The UN-backed tribunal reflects international consensus. Canada issued a statement saying the decision is binding on China, and a joint statement by Japan, the United States and Australia goes further, warning against “force or coercion” by China in defending its illegal claims over the South China Sea.
Don’t expect China to back down or comply with the ruling. Beijing responded to the tribunal with scorn. One senior official called the decision a “piece of trash paper,” while the New China News Agency dismissed The Hague’s decision as wanton manipulation by “Uncle Sam and its friends” seeking to deny China its sovereign entitlements by “applying double standards.”
There is a very real prospect of serious military confrontation if China asserts its sovereignty claims by blocking international access to these waters, but a larger question is how to deal with China’s increasingly petty mean-spiritedness in dealing with Western countries. Consider the disappearance into the Chinese gulag of Canadian missionary Kevin Garratt after Ottawa condemned Chinese hacking of Canadian government servers, followed by Chinese Foreign Minister Wang Yi’s outburst over a Canadian reporter’s “totally unacceptable” question about Mr. Garratt.
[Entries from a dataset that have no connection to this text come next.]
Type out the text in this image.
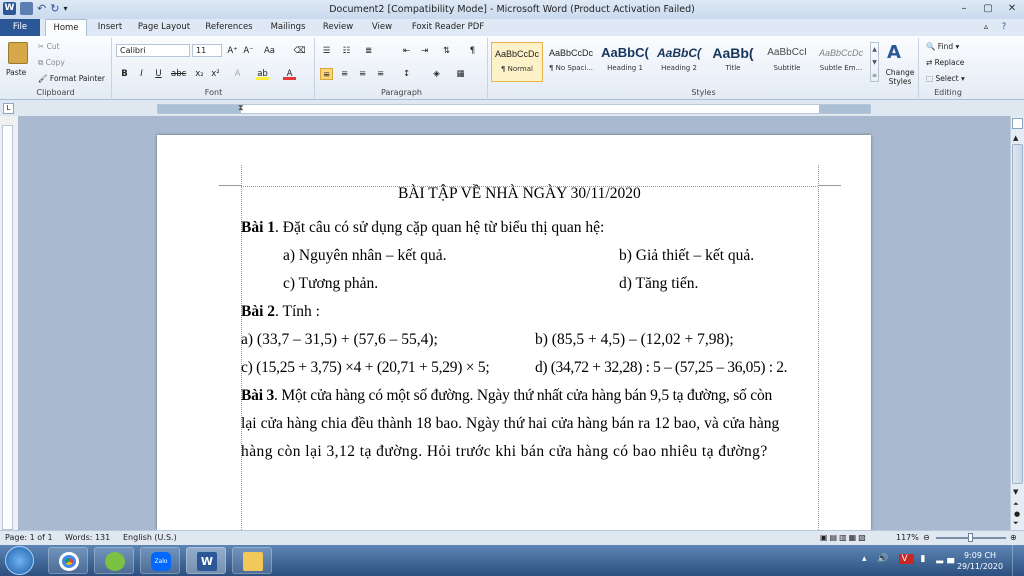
W ↶ ↻ ▾	Document2 [Compatibility Mode] - Microsoft Word (Product Activation Failed)	–	▢	✕
File	Home	Insert	Page Layout	References	Mailings	Review	View	Foxit Reader PDF	▵	?
Paste
✂ Cut
⧉ Copy
🖌 Format Painter
Clipboard
Calibri	11	A⁺ A⁻ Aa ⌫
B	I	U	abc x₂ x²	A	ab	A
Font
☰	☷	≣	⇤	⇥	⇅	¶
≡	≡	≡	≡	↕	◈	▦
Paragraph
AaBbCcDc
¶ Normal
AaBbCcDc
¶ No Spaci...
AaBbC(
Heading 1
AaBbC(
Heading 2
AaBb(
Title
AaBbCcI
Subtitle
AaBbCcDc
Subtle Em...
▲
▼
≡
A
Change Styles
Styles
🔍 Find ▾
⇄ Replace
⬚ Select ▾
Editing
L	⧗
BÀI TẬP VỀ NHÀ NGÀY 30/11/2020
Bài 1. Đặt câu có sử dụng cặp quan hệ từ biểu thị quan hệ:
a) Nguyên nhân – kết quả.	b) Giả thiết – kết quả.
c) Tương phản.	d) Tăng tiến.
Bài 2. Tính :
a) (33,7 – 31,5) + (57,6 – 55,4);	b) (85,5 + 4,5) – (12,02 + 7,98);
c) (15,25 + 3,75) ×4 + (20,71 + 5,29) × 5;	d) (34,72 + 32,28) : 5 – (57,25 – 36,05) : 2.
Bài 3. Một cửa hàng có một số đường. Ngày thứ nhất cửa hàng bán 9,5 tạ đường, số còn
lại cửa hàng chia đều thành 18 bao. Ngày thứ hai cửa hàng bán ra 12 bao, và cửa hàng
hàng còn lại 3,12 tạ đường. Hỏi trước khi bán cửa hàng có bao nhiêu tạ đường?
▲
▼
⏶
●
⏷
Page: 1 of 1 Words: 131 English (U.S.)	▣▤▥▦▧	117% ⊖	⊕
Zalo	W	▴ 🔊 V ▮ ▂▄ 9:09 CH
29/11/2020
China’s destabilization of the South China Sea indicates a deeper issue that goes to the fundamentals of the Communist Party People’s Republic régime. At its founding in 1949, Chairman Mao Zedong declared: “Ours will no longer be a nation subject to insult and humiliation. We have stood up!” The flow of this logic is “China’s civilization is ancient and great. China was weakened and is victimized by amoral Western forces. China will rise again and set things to rights.”
After assuming office in 2012, Chinese President Xi Jinping proposed that Washington and Beijing establish a “new kind of major power relationship.” He said the U.S. should acknowledge China as an equal power, and withdraw from East Asia so China could reassert its traditional role as the region’s sole dominant power. The proposal has strong resonance in China domestically, as it would show Beijing fulfilling Mao’s mandate. That Mr. Xi’s proposal has been gently but utterly rebuffed by the U.S. and its allies in the Asia-Pacific region wounds China’s national pride.
Beijing devotes considerable resources to soft-power initiatives projecting China as a responsible, law-abiding nation. The reality is an angry regime resentful and deeply suspicious of foreign countries and multinational institutions, seeking petty advantage at every turn and thus sabotaging the building of trust in its larger international relations.
Canada has serious cause for concern about our future relations with the major powers to our north (Russia) and our south (the U.S.) while, to the east, Europe is trying to keep its feet in the midst of Brexit. So with Prime Minister Justin Trudeau’s coming visit to China, we look west to a China-dominated Asia-Pacific region to build our prosperity and refocus Canada’s foreign policy orientation.
But engaging with China requires more than bridging cultural or political differences. The critical issue is how to ensure that Canada’s relations with China are reciprocal and mutually beneficial. That is what Canada wants. But does China?